7 Best Ways to Attack Anxiety Today
Anxiety is a common emotion that affects us all. Whenever we feel threatened or stressed, our bodies release chemicals into our bloodstream in what is called the “Fight or Flight” response. There are those of us who experience anxiety more acutely than others, though. For those of us who face feelings of anxiousness on a daily basis, we have a few tips that you can start today to reduce its impact in your life.
First, understanding how anxiety works is an important step. The primary hormone that prepares the body for that “Fight or Flight” response is Cortisol. Cortisol gives us a biochemical boost to either face the situation head on or to run away. This response served us well early on when our anxiety provoking situations were life or death: accidentally encountering a bear in the forest, for example. However, in the modern world we rarely come up against that kind of challenge. Today, our anxieties center around things like having difficult conversations with an authority, or anticipating an upcoming deadline, or ruminating on a mistake made days ago. These are hardly life threatening, but our brain hasn’t caught up with the way we live our lives. It treats an upcoming deadline with the same intensity and threat as the bear. But back in the day, we’d say “whew” and sit down by the campfire with an exciting story to share. Today, that deadline looms over us, prolonging the stress for days. To help us in the modern world, here are the 7 best ways to attack anxiety today.
How it works: Breathing is normally something we do without thinking (and a good thing too, otherwise we’d all suffocate as soon as we fell asleep). However, we can bring a host of good results by taking back this unconscious behavior. By controlling our oxygen intake, we regulate our heartrate which is vital in managing panic feelings.
What to do: Put your hands on your stomach. Inhale on a count of 4 until your hands move out with your stomach. Exhale to the same count of 4.
How it works: Anxiety thrives on trepidation and fear. Laughter is an expression of joy and pleasant surprise. Not only can laughter combat stress, but hospital studies have shown that regular laughter can boost the immune system and reduce pain. Laughter affects multiple parts of the brain and influences us mentally, emotionally and socially.
What to do: Invite a friend over and watch a comedian On Demand or streaming. Why invite a friend? We are 30 times more likely to laugh in a social setting than alone.
How it works: Wait. I thought this was about how to avoid worry. Allow me a correction; it’s about how to handle unproductive worry. Allowing ourselves to worry in a directed and productive way keeps us in control.
What to do: Set a specific amount to time to intentionally worry about the subject at hand. I’d suggest increasing the time based on the level of stress you feel about the situation. During that time, come up with a plan. Where do you have areas of influence?

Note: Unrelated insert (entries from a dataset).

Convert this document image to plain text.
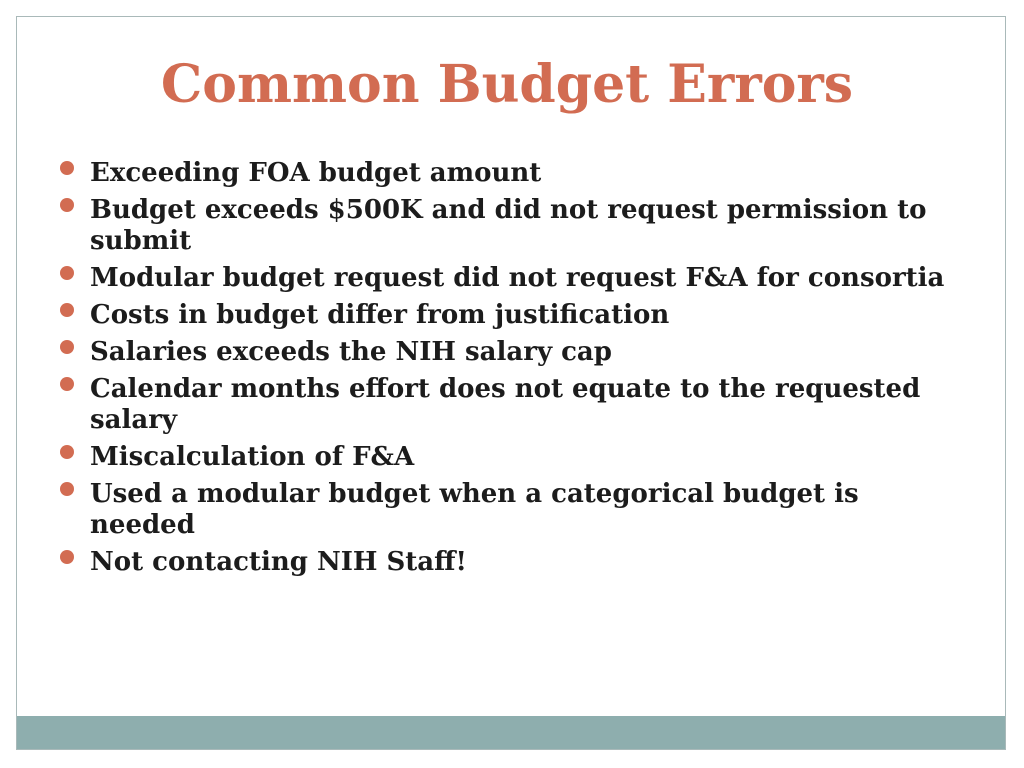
Common Budget Errors
Exceeding FOA budget amount
Budget exceeds $500K and did not request permission to submit
Modular budget request did not request F&A for consortia
Costs in budget differ from justification
Salaries exceeds the NIH salary cap
Calendar months effort does not equate to the requested salary
Miscalculation of F&A
Used a modular budget when a categorical budget is needed
Not contacting NIH Staff!
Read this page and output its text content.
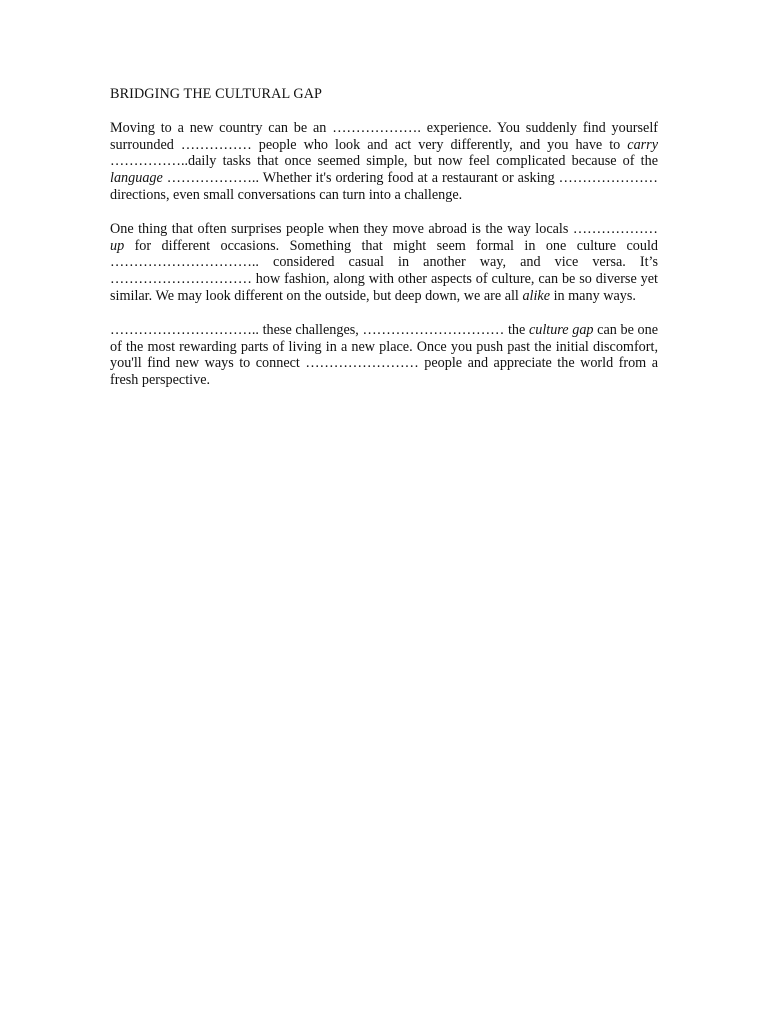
BRIDGING THE CULTURAL GAP

Moving to a new country can be an ………………. experience. You suddenly find yourself surrounded …………… people who look and act very differently, and you have to carry ……………..daily tasks that once seemed simple, but now feel complicated because of the language ……………….. Whether it's ordering food at a restaurant or asking ………………… directions, even small conversations can turn into a challenge.

One thing that often surprises people when they move abroad is the way locals ……………… up for different occasions. Something that might seem formal in one culture could ………………………….. considered casual in another way, and vice versa. It’s ………………………… how fashion, along with other aspects of culture, can be so diverse yet similar. We may look different on the outside, but deep down, we are all alike in many ways.

………………………….. these challenges, ………………………… the culture gap can be one of the most rewarding parts of living in a new place. Once you push past the initial discomfort, you'll find new ways to connect …………………… people and appreciate the world from a fresh perspective.
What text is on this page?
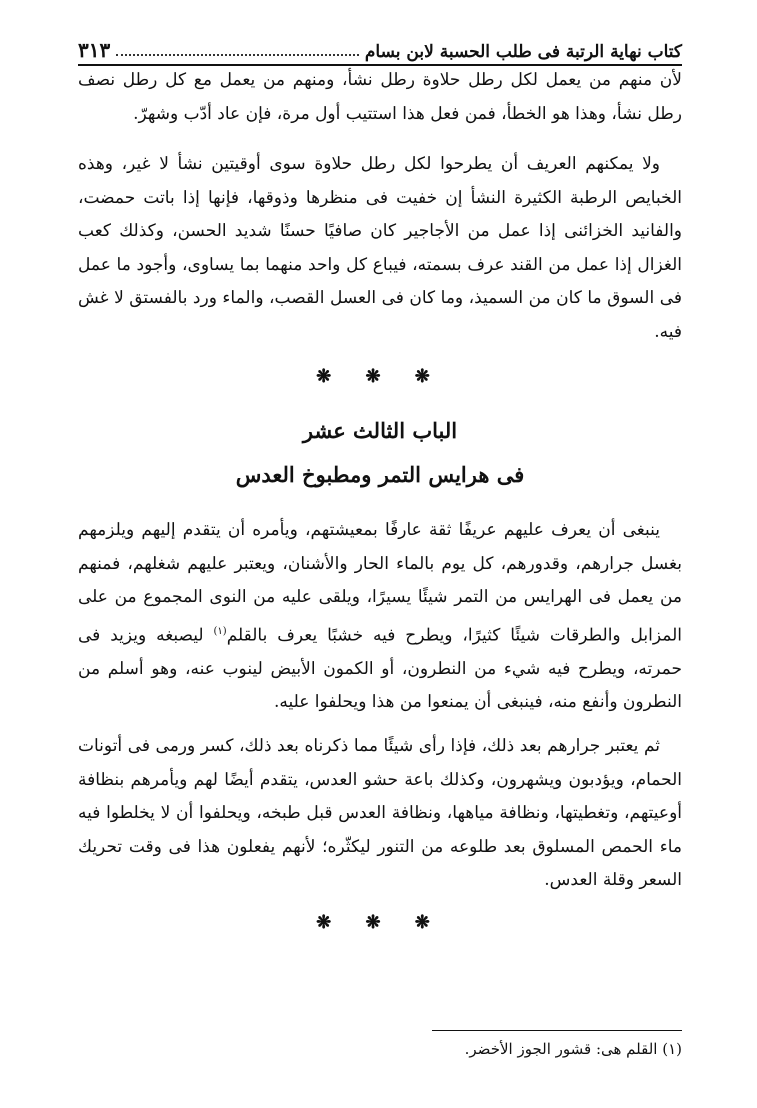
كتاب نهاية الرتبة فى طلب الحسبة لابن بسام
٣١٣

لأن منهم من يعمل لكل رطل حلاوة رطل نشأ، ومنهم من يعمل مع كل رطل نصف رطل نشأ، وهذا هو الخطأ، فمن فعل هذا استتيب أول مرة، فإن عاد أدّب وشهرّ.

ولا يمكنهم العريف أن يطرحوا لكل رطل حلاوة سوى أوقيتين نشأ لا غير، وهذه الخبايص الرطبة الكثيرة النشأ إن خفيت فى منظرها وذوقها، فإنها إذا باتت حمضت، والفانيد الخزائنى إذا عمل من الأجاجير كان صافيًا حسنًا شديد الحسن، وكذلك كعب الغزال إذا عمل من القند عرف بسمته، فيباع كل واحد منهما بما يساوى، وأجود ما عمل فى السوق ما كان من السميذ، وما كان فى العسل القصب، والماء ورد بالفستق لا غش فيه.

❋ ❋ ❋
الباب الثالث عشر
فى هرايس التمر ومطبوخ العدس

ينبغى أن يعرف عليهم عريفًا ثقة عارفًا بمعيشتهم، ويأمره أن يتقدم إليهم ويلزمهم بغسل جرارهم، وقدورهم، كل يوم بالماء الحار والأشنان، ويعتبر عليهم شغلهم، فمنهم من يعمل فى الهرايس من التمر شيئًا يسيرًا، ويلقى عليه من النوى المجموع من على المزابل والطرقات شيئًا كثيرًا، ويطرح فيه خشبًا يعرف بالقلم$^{(١)}$ ليصبغه ويزيد فى حمرته، ويطرح فيه شيء من النطرون، أو الكمون الأبيض لينوب عنه، وهو أسلم من النطرون وأنفع منه، فينبغى أن يمنعوا من هذا ويحلفوا عليه.

ثم يعتبر جرارهم بعد ذلك، فإذا رأى شيئًا مما ذكرناه بعد ذلك، كسر ورمى فى أتونات الحمام، ويؤدبون ويشهرون، وكذلك باعة حشو العدس، يتقدم أيضًا لهم ويأمرهم بنظافة أوعيتهم، وتغطيتها، ونظافة مياهها، ونظافة العدس قبل طبخه، ويحلفوا أن لا يخلطوا فيه ماء الحمص المسلوق بعد طلوعه من التنور ليكثّره؛ لأنهم يفعلون هذا فى وقت تحريك السعر وقلة العدس.

❋ ❋ ❋
(١) القلم هى: قشور الجوز الأخضر.
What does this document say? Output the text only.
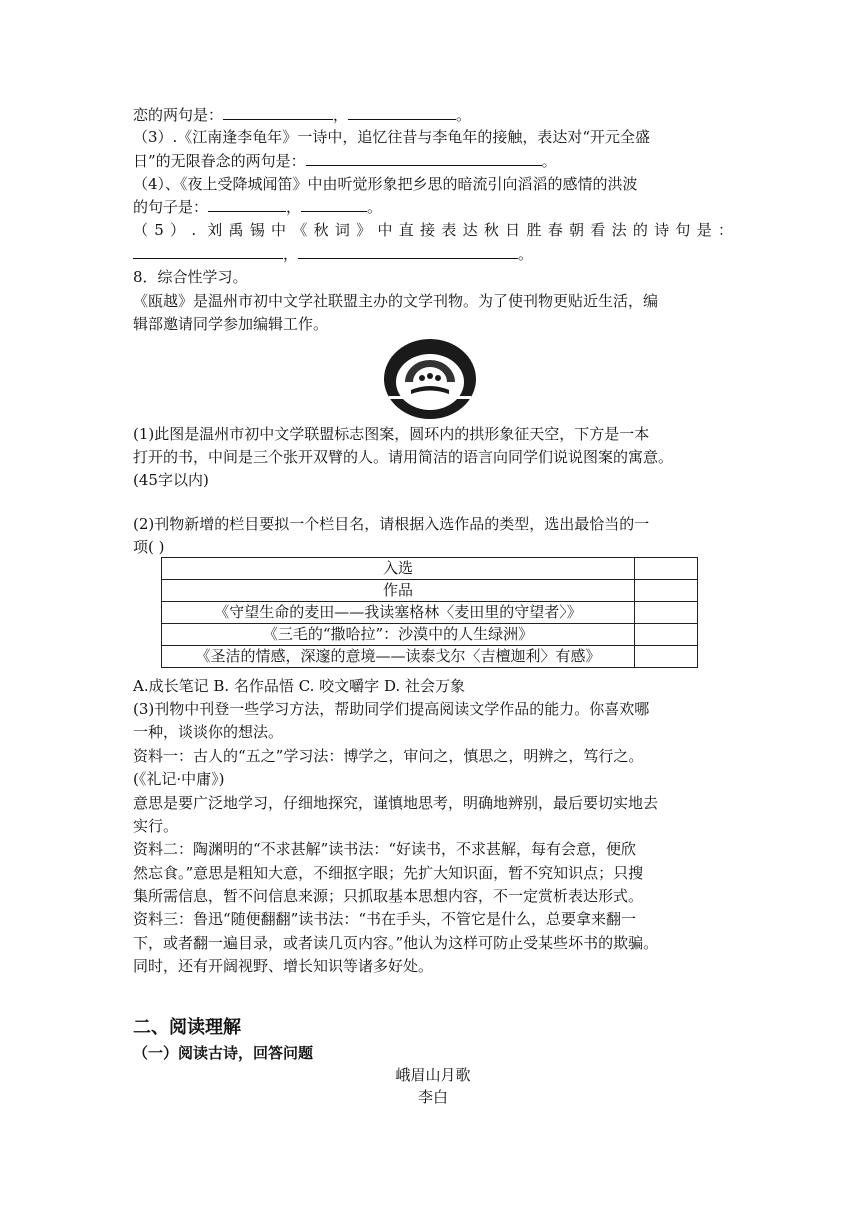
恋的两句是：	，	。
（3）.《江南逢李龟年》一诗中，追忆往昔与李龟年的接触，表达对“开元全盛
日”的无限眷念的两句是：	。
（4）、《夜上受降城闻笛》中由听觉形象把乡思的暗流引向滔滔的感情的洪波
的句子是：	，	。
（5）. 刘禹锡中《秋词》中直接表达秋日胜春朝看法的诗句是：
，	。
8．综合性学习。
《瓯越》是温州市初中文学社联盟主办的文学刊物。为了使刊物更贴近生活，编
辑部邀请同学参加编辑工作。
(1)此图是温州市初中文学联盟标志图案，圆环内的拱形象征天空，下方是一本
打开的书，中间是三个张开双臂的人。请用简洁的语言向同学们说说图案的寓意。
(45字以内)
(2)刊物新增的栏目要拟一个栏目名，请根据入选作品的类型，选出最恰当的一
项( )
入选	
作品	
《守望生命的麦田——我读塞格林〈麦田里的守望者〉》	
《三毛的“撒哈拉”：沙漠中的人生绿洲》	
《圣洁的情感，深邃的意境——读泰戈尔〈吉檀迦利〉有感》	
A.成长笔记 B. 名作品悟 C. 咬文嚼字 D. 社会万象
(3)刊物中刊登一些学习方法，帮助同学们提高阅读文学作品的能力。你喜欢哪
一种，谈谈你的想法。
资料一：古人的“五之”学习法：博学之，审问之，慎思之，明辨之，笃行之。
(《礼记·中庸》)
意思是要广泛地学习，仔细地探究，谨慎地思考，明确地辨别，最后要切实地去
实行。
资料二：陶渊明的“不求甚解”读书法：“好读书，不求甚解，每有会意，便欣
然忘食。”意思是粗知大意，不细抠字眼；先扩大知识面，暂不究知识点；只搜
集所需信息，暂不问信息来源；只抓取基本思想内容，不一定赏析表达形式。
资料三：鲁迅“随便翻翻”读书法：“书在手头，不管它是什么，总要拿来翻一
下，或者翻一遍目录，或者读几页内容。”他认为这样可防止受某些坏书的欺骗。
同时，还有开阔视野、增长知识等诸多好处。
二、阅读理解
（一）阅读古诗，回答问题
峨眉山月歌
李白
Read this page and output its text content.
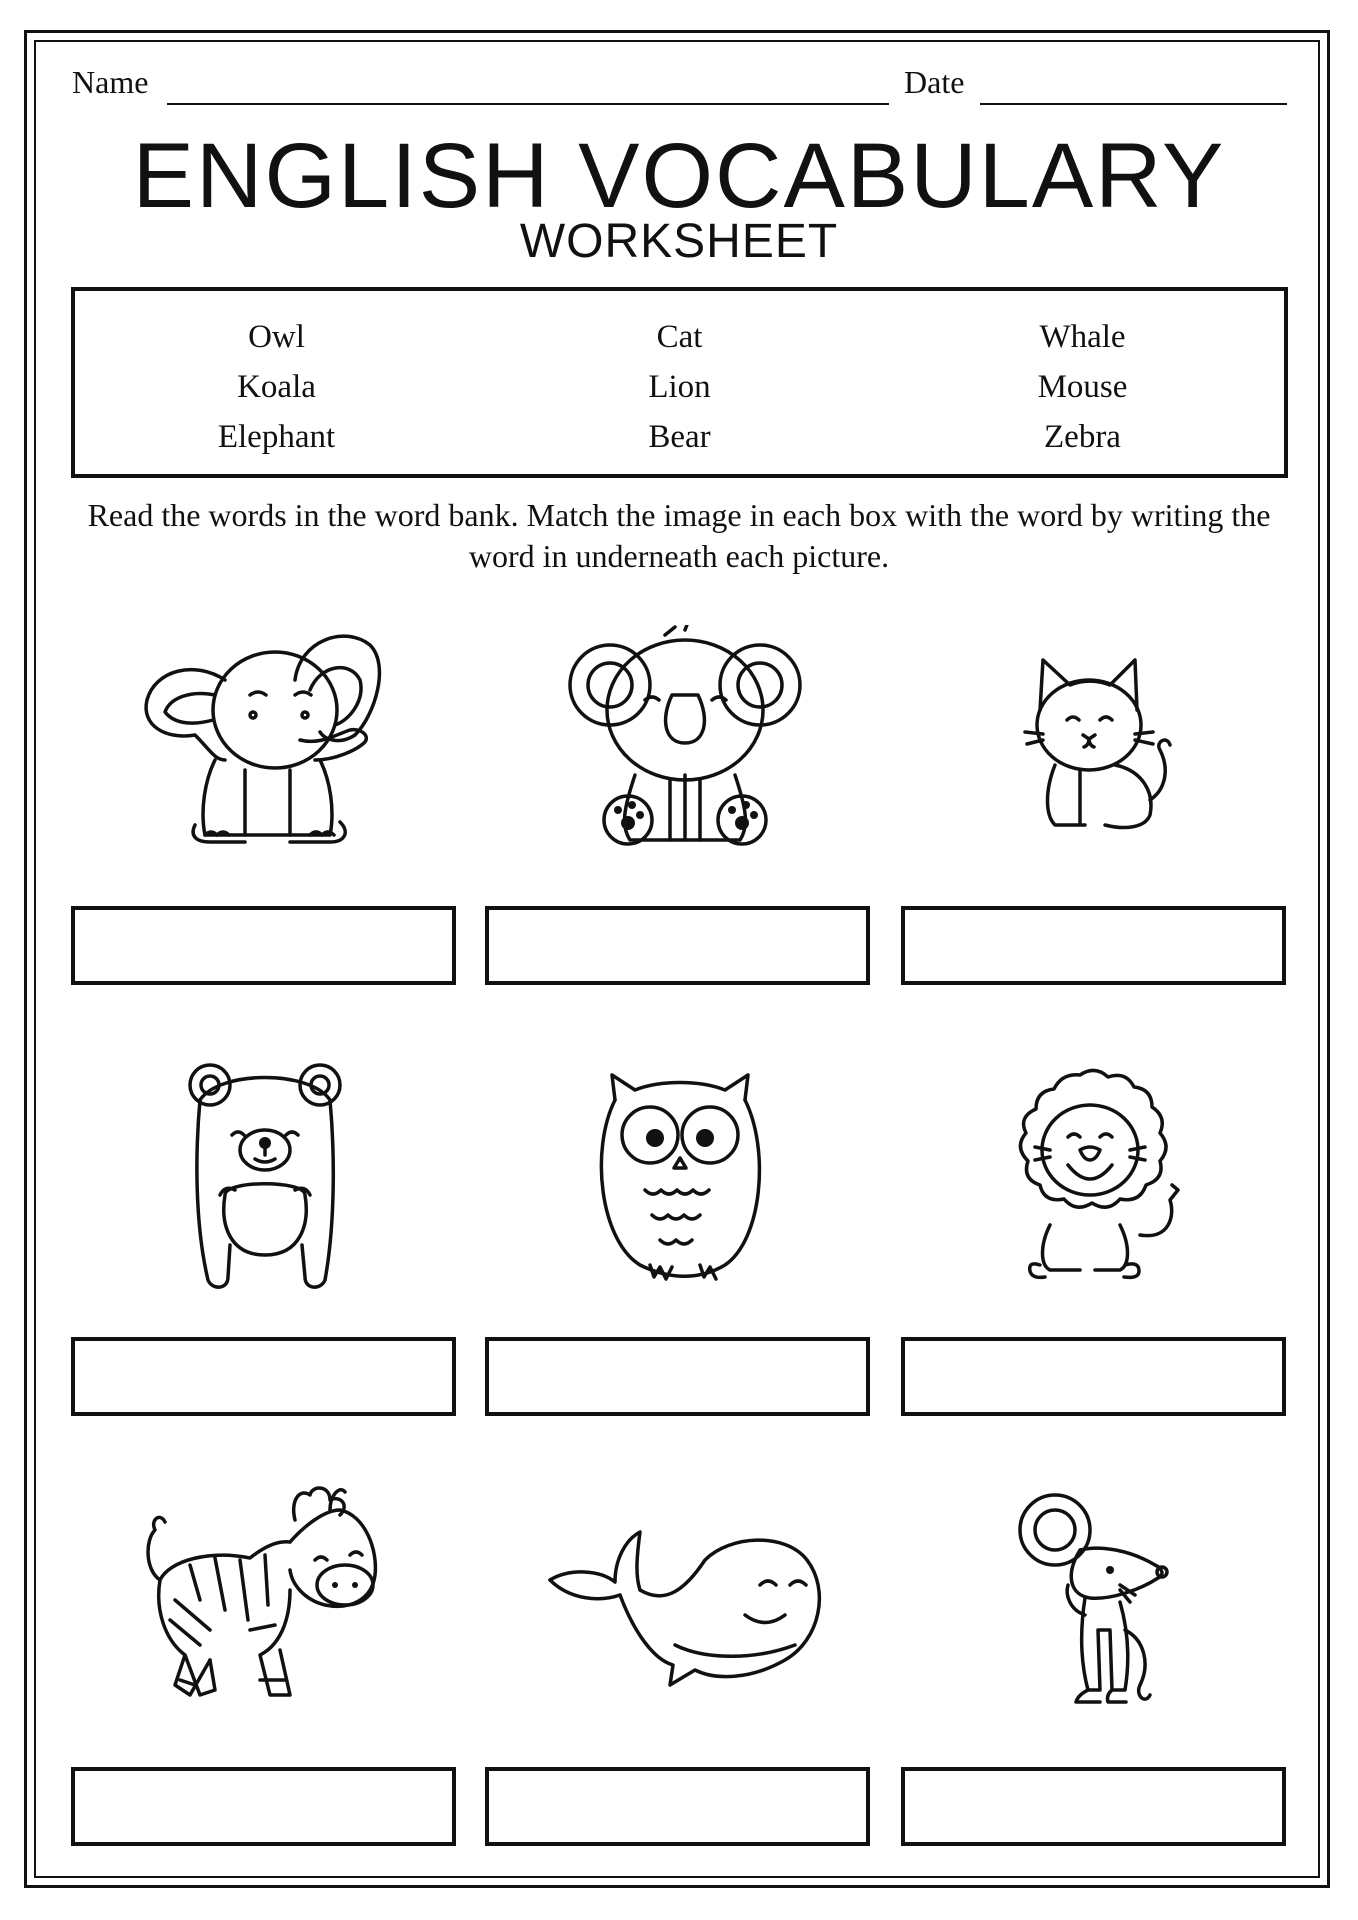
Name	Date
ENGLISH VOCABULARY
WORKSHEET
Owl	Cat	Whale
Koala	Lion	Mouse
Elephant	Bear	Zebra
Read the words in the word bank. Match the image in each box with the word by writing the word in underneath each picture.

How can you use that influence to create a solution? Once your allotted time is up, pursue a distraction to get your mind off the issue.
How it works: The easiest to understand, exercise deals directly with the biochemical effects of anxiety. Our biology pumps hormones into our blood to help us “Fight or Flight” and exercise gives anxiety exactly what it wants...to move!
What to do: Research shows that 30 minutes of low impact exercise can influence Cortisol levels. To gain the benefits of endorphins, exercise 30 minutes at 60-80% of your maximum heart rate.
5. Eat Right
How it works: Omega-3, vitamins B6 and B12, vitamins C and E, zinc, iron and folates have all shown to have an influence on mental health. Foods like spinach, avocado, lentils, broccoli, salmon, swiss and mozzarella cheeses are all great sources of these vitamins. Do an internet search to find the foods you like that will give you a healthy boost.
What to do: There’s nothing new in the studies: eat more veggies, limit meat and cut out junk food.
6. Remember your brain is tricking you
How it works: Remember the bear in the forest vs. the difficult conversation you need to have? Our brains, as advanced as they are, can’t distinguish between the two. We respond biologically the same way in both situations. But we can change the way we feel with intentional thought.
What to do: Consider an upcoming stressful situation, like in the Worry exercise listed above. For ten minutes write about what you’d like to feel about the situation. Not how you actually feel, but what you wish you could feel. Next, spend some time affirming the situation with the feelings you’d prefer to have.
7. Herbal Remedies
How it works: Using supplements can be a natural and effective way to tip the scales for anxiety. The most common herbs to combat anxiety are Ashwagandha, GABA, Kava Kava, and L-theanine. They can be found individually or often packaged together in an anti-anxiety supplement.
What to do: Consult your physician if you’re already taking medications in case of any unforeseen interactions. Try out a vitamin shop and discover what works best for you.
Stress and anxiety have a powerful effect on our brains and bodies. Knowing how to affect both the emotional and physical aspects of anxiety will improve our outlook and our sense of hope. Laughing, constructive worry, and resisting the brain’s tricks influence the emotions directly. Breathing, exercise, eating right and natural herbs can impact the physical response of stress. Taking control and having a plan can be the first step to a different experience. This is the time to start, pick the most convenient remedy and start right now!